Le phylloxéra a profondément marqué l’évolution du vignoble languedocien. Sa reconstitution permettra de développer les vins de coupage à bas prix qui seront vendus en masse à la consommation populaire. La production viticole régionale augmente très rapidement, mais essentiellement par la replantation des plaines irriguées très productives ; la surproduction menace. En 1907 des séries de manifestations de masse de viticulteurs sont organisées partout, de Perpignan à Nîmes et Montpellier. Des régiments venant d’autres régions de France sont déployés pour les réprimer. Après de violents affrontements, une réglementation sur les fraudes dont les viticulteurs se disent victimes est mise en place.

La coopération viticole : une idée née en garrigue et qui s’épanouit dans les plaines du Languedoc


Ce sont des petits vignerons qui sont à l’origine de la coopération viticole. Ils exploitent quelques parcelles ingrates gagnées sur les garrigues. Ils ne possèdent pas les installations nécessaires pour une vinification et une conservation convenable des vins.
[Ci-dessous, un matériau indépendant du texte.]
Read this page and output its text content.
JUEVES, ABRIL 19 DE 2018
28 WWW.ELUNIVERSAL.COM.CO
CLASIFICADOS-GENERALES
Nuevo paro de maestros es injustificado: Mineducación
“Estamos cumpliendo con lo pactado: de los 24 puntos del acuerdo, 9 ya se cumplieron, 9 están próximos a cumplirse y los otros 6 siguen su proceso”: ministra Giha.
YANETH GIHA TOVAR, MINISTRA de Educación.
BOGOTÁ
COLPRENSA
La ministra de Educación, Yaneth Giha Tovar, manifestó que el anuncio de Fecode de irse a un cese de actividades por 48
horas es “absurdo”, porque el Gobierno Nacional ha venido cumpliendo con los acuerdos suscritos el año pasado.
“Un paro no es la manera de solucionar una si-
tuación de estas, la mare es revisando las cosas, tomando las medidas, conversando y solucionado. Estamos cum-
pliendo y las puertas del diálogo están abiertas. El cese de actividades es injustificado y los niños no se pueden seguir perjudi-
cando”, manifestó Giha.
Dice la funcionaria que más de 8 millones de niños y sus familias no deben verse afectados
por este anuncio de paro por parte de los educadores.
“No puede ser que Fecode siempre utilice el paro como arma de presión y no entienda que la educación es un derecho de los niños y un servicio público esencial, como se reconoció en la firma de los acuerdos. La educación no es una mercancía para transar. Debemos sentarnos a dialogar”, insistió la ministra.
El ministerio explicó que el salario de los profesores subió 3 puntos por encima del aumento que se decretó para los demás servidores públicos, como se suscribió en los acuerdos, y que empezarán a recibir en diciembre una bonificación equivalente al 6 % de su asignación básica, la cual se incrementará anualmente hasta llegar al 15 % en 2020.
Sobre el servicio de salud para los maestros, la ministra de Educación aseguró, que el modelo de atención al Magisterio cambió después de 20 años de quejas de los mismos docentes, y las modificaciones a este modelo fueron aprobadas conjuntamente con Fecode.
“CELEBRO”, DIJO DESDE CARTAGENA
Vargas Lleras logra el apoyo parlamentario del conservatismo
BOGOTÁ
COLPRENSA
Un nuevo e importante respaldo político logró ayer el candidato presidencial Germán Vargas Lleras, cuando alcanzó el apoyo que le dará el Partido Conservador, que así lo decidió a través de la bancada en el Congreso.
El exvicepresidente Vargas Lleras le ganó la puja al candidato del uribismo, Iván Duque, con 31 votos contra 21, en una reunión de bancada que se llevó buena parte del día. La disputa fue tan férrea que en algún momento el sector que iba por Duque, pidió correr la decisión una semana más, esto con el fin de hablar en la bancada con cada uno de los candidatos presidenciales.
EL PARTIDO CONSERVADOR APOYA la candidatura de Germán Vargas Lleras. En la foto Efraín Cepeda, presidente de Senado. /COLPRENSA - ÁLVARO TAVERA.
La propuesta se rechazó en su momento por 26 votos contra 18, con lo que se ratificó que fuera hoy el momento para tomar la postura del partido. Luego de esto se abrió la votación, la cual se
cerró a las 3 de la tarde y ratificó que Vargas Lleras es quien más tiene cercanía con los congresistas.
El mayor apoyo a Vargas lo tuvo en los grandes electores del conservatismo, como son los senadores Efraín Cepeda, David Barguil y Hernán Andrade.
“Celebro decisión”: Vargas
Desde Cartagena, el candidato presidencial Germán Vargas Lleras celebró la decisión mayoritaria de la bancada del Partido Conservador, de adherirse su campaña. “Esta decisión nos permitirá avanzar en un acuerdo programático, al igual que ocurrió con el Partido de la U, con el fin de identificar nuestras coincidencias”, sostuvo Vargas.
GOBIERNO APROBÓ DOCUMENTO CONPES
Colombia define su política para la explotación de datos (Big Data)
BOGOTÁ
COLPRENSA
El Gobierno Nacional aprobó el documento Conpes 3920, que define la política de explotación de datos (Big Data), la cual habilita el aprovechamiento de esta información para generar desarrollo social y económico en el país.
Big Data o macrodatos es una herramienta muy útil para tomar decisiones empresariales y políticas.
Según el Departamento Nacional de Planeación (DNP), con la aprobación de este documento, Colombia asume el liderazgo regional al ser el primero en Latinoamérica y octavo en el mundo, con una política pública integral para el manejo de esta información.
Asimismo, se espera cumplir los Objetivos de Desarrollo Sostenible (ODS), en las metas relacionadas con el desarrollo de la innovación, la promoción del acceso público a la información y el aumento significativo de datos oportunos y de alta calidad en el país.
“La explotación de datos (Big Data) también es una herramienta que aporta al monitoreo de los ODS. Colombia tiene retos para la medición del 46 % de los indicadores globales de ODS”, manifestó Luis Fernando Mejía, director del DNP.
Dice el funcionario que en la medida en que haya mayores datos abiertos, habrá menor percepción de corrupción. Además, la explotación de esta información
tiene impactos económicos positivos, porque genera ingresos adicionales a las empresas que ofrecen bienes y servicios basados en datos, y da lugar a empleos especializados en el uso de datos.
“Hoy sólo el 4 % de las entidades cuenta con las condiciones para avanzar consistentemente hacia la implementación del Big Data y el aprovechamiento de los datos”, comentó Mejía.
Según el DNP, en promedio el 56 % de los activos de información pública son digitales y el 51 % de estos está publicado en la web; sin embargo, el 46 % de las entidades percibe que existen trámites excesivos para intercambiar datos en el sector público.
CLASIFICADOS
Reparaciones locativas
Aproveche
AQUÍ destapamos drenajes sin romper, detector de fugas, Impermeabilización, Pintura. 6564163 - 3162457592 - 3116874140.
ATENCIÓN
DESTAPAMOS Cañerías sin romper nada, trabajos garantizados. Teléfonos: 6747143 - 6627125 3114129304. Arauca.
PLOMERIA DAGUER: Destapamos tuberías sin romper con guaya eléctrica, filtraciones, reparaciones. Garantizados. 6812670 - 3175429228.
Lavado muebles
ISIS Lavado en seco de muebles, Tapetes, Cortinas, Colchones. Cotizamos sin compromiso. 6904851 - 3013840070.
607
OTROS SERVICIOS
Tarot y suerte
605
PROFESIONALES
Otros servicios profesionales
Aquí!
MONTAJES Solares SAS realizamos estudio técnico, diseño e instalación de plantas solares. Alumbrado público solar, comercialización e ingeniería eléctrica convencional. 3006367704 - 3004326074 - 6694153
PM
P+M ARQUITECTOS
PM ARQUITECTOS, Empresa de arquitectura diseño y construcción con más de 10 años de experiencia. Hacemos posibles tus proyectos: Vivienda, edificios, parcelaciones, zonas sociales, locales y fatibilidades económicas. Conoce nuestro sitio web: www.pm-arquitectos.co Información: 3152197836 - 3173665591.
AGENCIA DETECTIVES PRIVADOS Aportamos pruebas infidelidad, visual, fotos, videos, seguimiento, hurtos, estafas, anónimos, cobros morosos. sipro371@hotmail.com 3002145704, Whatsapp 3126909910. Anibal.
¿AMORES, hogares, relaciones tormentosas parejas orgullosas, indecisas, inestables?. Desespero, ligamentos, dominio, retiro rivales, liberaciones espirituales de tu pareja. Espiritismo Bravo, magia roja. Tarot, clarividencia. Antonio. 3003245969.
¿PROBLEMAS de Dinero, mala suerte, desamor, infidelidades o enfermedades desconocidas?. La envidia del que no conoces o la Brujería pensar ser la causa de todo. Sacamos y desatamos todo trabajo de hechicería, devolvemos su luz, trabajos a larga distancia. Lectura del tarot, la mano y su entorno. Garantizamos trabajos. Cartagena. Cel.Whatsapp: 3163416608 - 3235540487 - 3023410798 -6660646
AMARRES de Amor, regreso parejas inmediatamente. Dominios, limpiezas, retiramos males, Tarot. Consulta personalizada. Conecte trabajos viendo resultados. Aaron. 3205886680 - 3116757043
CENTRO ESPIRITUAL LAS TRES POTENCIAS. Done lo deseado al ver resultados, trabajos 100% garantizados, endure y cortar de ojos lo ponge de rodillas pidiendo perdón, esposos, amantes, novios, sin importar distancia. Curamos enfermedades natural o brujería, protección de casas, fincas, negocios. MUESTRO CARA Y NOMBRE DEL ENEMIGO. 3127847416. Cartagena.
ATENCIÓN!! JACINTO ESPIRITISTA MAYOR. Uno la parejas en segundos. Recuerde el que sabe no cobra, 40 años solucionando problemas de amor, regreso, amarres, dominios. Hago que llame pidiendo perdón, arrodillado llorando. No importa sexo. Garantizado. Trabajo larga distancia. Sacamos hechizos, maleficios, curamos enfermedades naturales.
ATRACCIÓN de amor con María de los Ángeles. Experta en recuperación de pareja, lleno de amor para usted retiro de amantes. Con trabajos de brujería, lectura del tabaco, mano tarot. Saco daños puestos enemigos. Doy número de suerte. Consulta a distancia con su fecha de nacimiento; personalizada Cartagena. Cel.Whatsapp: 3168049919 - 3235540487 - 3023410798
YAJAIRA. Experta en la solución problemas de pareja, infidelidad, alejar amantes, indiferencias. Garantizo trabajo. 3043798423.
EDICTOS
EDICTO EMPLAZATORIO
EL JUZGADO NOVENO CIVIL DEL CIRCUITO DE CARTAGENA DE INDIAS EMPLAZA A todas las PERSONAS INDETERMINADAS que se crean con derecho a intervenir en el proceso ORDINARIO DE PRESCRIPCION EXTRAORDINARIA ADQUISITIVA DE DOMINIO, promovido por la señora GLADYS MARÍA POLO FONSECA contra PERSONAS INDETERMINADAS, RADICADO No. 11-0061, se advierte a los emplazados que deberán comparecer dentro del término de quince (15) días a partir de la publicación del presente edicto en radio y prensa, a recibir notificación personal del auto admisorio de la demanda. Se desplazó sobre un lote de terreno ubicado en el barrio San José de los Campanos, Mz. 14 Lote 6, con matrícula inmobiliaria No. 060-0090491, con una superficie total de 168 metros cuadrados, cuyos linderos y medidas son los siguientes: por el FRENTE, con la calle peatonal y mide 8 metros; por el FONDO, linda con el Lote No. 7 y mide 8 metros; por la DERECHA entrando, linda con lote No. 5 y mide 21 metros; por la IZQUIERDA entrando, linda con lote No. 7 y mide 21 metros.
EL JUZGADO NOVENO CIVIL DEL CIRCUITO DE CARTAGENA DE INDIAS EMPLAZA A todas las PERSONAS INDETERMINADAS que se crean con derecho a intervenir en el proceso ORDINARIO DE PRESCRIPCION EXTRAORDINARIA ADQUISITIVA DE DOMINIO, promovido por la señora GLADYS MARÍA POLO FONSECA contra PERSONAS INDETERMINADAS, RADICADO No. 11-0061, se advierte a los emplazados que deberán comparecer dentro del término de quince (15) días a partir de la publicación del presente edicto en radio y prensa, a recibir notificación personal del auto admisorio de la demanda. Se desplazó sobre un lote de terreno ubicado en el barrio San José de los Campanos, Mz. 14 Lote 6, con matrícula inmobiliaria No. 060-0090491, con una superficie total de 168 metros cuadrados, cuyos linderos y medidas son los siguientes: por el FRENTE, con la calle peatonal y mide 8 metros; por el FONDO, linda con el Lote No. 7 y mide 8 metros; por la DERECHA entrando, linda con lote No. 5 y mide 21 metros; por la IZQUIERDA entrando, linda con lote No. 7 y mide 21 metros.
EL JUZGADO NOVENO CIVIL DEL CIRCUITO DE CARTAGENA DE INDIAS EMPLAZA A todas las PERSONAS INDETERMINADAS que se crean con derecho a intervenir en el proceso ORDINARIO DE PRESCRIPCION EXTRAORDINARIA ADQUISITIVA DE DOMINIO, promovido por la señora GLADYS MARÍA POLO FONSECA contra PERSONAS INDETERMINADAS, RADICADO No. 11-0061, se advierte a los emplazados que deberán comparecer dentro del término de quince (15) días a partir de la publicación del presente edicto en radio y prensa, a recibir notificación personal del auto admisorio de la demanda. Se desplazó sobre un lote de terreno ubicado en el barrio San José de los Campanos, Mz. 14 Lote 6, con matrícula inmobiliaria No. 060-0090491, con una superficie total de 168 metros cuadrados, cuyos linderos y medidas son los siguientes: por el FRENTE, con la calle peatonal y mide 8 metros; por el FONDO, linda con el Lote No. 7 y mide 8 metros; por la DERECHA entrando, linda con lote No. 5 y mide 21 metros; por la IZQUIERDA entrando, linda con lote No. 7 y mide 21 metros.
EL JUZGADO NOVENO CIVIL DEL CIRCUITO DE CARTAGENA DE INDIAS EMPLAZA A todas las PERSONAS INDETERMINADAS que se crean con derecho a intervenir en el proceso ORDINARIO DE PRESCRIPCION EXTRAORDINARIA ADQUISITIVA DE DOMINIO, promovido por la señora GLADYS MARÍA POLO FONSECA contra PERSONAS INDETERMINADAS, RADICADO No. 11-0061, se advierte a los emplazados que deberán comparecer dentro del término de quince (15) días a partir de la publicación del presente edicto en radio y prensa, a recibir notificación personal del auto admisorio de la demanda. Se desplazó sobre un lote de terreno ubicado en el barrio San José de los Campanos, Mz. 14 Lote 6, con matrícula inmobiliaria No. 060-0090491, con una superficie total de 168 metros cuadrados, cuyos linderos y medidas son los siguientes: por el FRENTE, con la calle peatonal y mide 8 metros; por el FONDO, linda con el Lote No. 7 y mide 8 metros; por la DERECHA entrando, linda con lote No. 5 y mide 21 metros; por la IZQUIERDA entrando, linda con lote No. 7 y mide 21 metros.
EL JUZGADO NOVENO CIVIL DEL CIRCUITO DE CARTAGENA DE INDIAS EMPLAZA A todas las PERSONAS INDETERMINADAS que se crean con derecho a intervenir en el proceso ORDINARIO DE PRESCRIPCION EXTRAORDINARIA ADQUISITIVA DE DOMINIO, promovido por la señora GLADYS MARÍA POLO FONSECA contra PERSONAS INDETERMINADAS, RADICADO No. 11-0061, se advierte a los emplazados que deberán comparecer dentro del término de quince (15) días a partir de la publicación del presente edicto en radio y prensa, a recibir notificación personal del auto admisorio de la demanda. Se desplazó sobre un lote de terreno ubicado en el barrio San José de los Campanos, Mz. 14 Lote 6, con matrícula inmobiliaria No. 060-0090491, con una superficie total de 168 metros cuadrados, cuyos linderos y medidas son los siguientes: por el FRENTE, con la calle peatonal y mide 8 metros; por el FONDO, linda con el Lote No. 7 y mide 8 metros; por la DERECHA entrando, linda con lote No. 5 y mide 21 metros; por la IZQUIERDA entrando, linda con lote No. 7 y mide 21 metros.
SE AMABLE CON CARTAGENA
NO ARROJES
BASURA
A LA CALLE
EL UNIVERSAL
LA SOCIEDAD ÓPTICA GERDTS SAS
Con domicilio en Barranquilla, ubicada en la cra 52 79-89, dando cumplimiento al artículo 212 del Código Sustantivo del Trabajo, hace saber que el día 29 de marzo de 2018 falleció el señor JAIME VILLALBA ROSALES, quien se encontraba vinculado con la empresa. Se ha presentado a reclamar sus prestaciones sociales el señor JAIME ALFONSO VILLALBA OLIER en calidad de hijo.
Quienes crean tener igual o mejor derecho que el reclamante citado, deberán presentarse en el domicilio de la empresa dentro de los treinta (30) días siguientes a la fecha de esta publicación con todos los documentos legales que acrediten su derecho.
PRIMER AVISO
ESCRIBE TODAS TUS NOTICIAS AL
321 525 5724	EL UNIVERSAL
Charles Gide et l’École de pensée de Nîmes proposent à la fin du XIXe siècle un circuit direct entre des coopératives de producteurs rassemblant leurs produits et des coopératives de consommateurs dont le mouvement est naissant. Cette dynamique s’appuie alors sur des structures coopératives, mais seulement d’un point de vue juridique et connaît alors de nombreuxéchecs notamment à cause d’un manque de régularité dans la qualité des produits. Une deuxième génération de coopératives, moins axées sur le lien entre producteurs et consommateurs mais plutôt sur la mise en commun de moyens pour améliorer l’efficacité de la vinification et de la vente, vit ensuite le jour. Ces nouvelles coopératives connurent un succès rapide. Il s’agissait d’apporter à la coopérative les raisins produits pour les vinifier en commun et réaliser la vente des produits. Au début chaque viticulteur était libre de vendre en fonction des offres d’achat qui étaient faites à la cave coopérative, puis petit à petit les ventes ont été réalisées en commun par la cave coopérative dans l’intérêt général des adhérents. Ces premières grandes coopératives furent construites dans l’ouest héraultais et dans les
plaines, comme la cave de Marsillargues qui présente dès 1913 une technologie de pointe. Les caves coopératives constituent alors une avancée sociale, économique, humaine et technologique considérable. Chacun des vignerons regroupés utilisait naguère des méthodes et des installations archaïques pour des résultats aléatoires, conduisant à des produits fragiles qu’il fallait vendre au plus tôt. La cave coopérative leur offrait la sécurité (car le vin était bien logé et sous surveillance), la capacité de discussion avec le négoce et la fierté d’appartenir au groupe le plus en avance dans la dynamique sociale et économique de l’époque. Au début, seuls les petits producteurs étaient intéressés et la coopérative leur permit de maintenir leur exploitation. L’aspect social domina ainsi la gestion. Mais la contrepartie de ces avantages fut l’uniformisation des produits
et l’absence de motivation des adhérents pour l’élaboration de vins de qualités différentes s’adressant à d’autres types de consommateurs,
ce qui impliquait un changement des cépages et d’autres disciplines de production. La mutation du marché de consommation des années 1970 ne fut assumée que par quelques caves de coteaux et de garrigues comme Montpeyroux, Saint-Georges-d’Orques, Saint-Geniès-des-Mourgues, Montaren-Saint-Médier ou Lirac.
Sur le territoire des garrigues, le phénomène de la coopération viticole fut moins important que dans les grandes plaines languedociennes. Néanmoins, au total 132 caves coopératives y furent construites de 1902 à 1980. En 2011 il en restait 70 en activité, cette situation est provisoire,
car de nombreuses caves coopératives sont en fin de vie, beaucoup d’adhérents sont sans successeur, d’autres rejoignent des caves coopératives plus dynamiques ou créent leur propre cave personnelle.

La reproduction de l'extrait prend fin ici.